Почему не пришел Сталин
Маяковский был уверен, что враждебные ему силы находят у кого-то серьезную поддержку. Только этим можно объяснить, что никто из официальных лиц не пришел на его выставку и не откликнулись большие газеты.
— Что это означает? Булавочные уколы, пустяки? Нет, это кампания, это директива! Только чья, не знаю. Вот и источник беззастенчивых рецензий. Но вопрос: кто воодушевил «Правду»?
— Вы думаете, что «Правда» действовала по директиве? — переспросил я.

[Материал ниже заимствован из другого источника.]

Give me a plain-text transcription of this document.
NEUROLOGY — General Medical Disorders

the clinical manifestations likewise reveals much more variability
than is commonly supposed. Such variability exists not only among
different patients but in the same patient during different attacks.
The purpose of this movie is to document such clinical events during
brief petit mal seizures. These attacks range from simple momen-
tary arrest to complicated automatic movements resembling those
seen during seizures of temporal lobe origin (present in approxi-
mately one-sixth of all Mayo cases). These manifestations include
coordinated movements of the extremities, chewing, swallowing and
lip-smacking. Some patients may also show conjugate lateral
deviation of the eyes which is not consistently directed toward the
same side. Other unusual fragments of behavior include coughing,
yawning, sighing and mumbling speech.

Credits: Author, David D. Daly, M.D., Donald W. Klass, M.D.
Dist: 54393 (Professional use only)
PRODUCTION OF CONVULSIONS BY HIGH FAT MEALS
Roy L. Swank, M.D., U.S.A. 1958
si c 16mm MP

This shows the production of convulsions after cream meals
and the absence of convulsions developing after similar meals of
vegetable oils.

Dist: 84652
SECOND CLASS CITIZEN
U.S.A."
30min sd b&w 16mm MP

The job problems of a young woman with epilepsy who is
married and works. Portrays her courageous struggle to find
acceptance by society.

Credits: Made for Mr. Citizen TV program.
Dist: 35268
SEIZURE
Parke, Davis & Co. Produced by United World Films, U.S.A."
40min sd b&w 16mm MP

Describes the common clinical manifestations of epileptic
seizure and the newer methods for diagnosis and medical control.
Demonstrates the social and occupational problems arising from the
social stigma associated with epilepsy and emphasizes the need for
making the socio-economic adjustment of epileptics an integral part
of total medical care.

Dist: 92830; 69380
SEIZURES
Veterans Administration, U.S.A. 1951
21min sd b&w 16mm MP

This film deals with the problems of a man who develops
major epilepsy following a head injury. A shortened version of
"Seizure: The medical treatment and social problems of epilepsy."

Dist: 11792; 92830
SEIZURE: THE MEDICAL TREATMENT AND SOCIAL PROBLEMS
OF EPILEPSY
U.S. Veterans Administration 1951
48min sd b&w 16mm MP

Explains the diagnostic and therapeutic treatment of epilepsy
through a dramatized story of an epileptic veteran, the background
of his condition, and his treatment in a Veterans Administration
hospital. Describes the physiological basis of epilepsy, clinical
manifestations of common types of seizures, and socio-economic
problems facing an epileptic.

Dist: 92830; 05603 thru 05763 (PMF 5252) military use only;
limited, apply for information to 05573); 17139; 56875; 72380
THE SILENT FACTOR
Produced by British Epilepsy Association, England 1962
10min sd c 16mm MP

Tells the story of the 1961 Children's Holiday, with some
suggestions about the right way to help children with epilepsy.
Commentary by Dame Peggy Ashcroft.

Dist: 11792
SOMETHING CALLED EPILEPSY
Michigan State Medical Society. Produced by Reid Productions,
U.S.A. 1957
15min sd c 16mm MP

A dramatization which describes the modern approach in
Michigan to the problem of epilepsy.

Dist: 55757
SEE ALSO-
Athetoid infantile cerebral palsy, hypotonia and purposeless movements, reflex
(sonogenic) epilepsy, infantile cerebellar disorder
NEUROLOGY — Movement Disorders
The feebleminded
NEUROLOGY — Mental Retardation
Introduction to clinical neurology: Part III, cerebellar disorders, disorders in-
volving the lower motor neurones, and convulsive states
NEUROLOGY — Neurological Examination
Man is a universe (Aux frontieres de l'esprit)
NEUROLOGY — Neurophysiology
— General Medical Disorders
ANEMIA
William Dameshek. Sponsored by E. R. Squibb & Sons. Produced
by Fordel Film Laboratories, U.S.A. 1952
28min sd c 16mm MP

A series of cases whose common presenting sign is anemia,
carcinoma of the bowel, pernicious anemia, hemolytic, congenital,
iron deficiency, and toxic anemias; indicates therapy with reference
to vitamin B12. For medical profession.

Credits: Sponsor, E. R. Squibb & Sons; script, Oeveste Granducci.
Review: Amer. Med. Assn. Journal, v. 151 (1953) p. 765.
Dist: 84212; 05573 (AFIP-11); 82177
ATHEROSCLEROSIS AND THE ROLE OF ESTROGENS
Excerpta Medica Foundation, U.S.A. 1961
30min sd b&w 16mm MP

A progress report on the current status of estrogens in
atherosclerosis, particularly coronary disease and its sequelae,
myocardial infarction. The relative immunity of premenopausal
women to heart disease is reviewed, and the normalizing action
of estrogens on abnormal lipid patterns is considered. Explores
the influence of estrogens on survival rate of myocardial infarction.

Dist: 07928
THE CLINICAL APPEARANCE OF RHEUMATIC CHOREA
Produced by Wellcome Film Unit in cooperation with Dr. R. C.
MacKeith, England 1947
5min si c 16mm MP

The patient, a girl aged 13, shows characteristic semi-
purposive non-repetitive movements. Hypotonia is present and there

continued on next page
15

— А вы полагаете, что по наитию, по воле святого духа? Или по собственной инициативе? Нет, дорогой.
— Вы, мне кажется, все преувеличиваете. Статья в «Правде»? Модно говорить об уклонах — как не найти уклоны в литературе. Вот и статья о «левом уклоне». Там не только вам достается — вы там в компании с Безыменским и Сельвинским.
— На миру и смерть красна, конечно… Вы правы в другом: статья в «Правде» сама по себе не могла сыграть большой роли. Но вы никак не объясните, почему выставку превратили в Голгофу для меня. Почему вокруг меня образовался вакуум, полная и мертвая пустота…
В словах Маяковского звучала глубокая тоска. И слова эти меня очень удивили. Я знал, что на выставке перебывало много народу, что у Маяковского полно личных и литературных друзей, последователей, целая литературная школа. Все это я с большой наивностью и высказал.
— Друзья? Может, и были друзья. Но где они? Кого вы сегодня видели в Доме печати? Есть у меня друзья — Брики. Они далеко. В сущности, я один, тезка, совсем один…
Мне стало не по себе. Я не понимал безнадежности попыток убедить Маяковского, что все идет к лучшему в этом лучшем из миров, а его огорчения — следствие мнительности или, пуще того, необоснованных претензий. Я не понимал, что выставка «За двадцать лет» для Маяковского — итог всей трудной жизни и он вправе, именно вправе ждать признания от высших органов государственной власти.
И я задал вопрос, который Маяковскому, вероятно, показался если не бестактным, то весьма наивным:
— Чего же вы ждали, Владимир Владимирович? Что на выставку придут Сталин, другие члены политбюро?
Ответ последовал вполне для меня неожиданный:
— А почему бы им и не прийти? Отметить работу революционного поэта — обязанность руководителей советского государства. Или поэзия, литература — дело второго сорта? Но помимо Сталина есть немало деятелей советской власти, многие прямо отвечают за положение на культурном фронте. Их тоже не было на выставке.
Что я мог сказать Маяковскому? Я просто не знал, как относятся к нему руководящие деятели партии тех лет, в частности Сталин. И, главное, я вовсе не был уверен в том, что Владимир Владимирович прав и государственные деятели обязаны оказывать внимание поэту. Я лишь пытался убедить Маяковского, что невнимание к его выставке, если оно и было проявлено, не выражение чьей-то индивидуальной злой роли, тем более — не организованный акт, а случайное стечение обстоятельств, значение которых он преувеличивает. И что резкие статьи никак не организованы и отнюдь не носят директивного характера. Это я знал наверняка.
— Время надвигается острое… И позднее, — вдруг добавил он. — Вон служащие ресторана расходятся.
Маяковский поднялся и зашагал к гардеробу.
Мы вышли во двор. Светало, надвигалось утро. Мы отправились к Малой Дмитровке. На углу стояли извозчики.
— Поедем, — предложил я Владимиру Владимировичу.
— Нет, я, пожалуй, пройдусь пешком.
Мы распрощались, я уехал.
Больше я Маяковского не видел.
Утром 14 апреля мне позвонили домой: «Маяковский застрелился».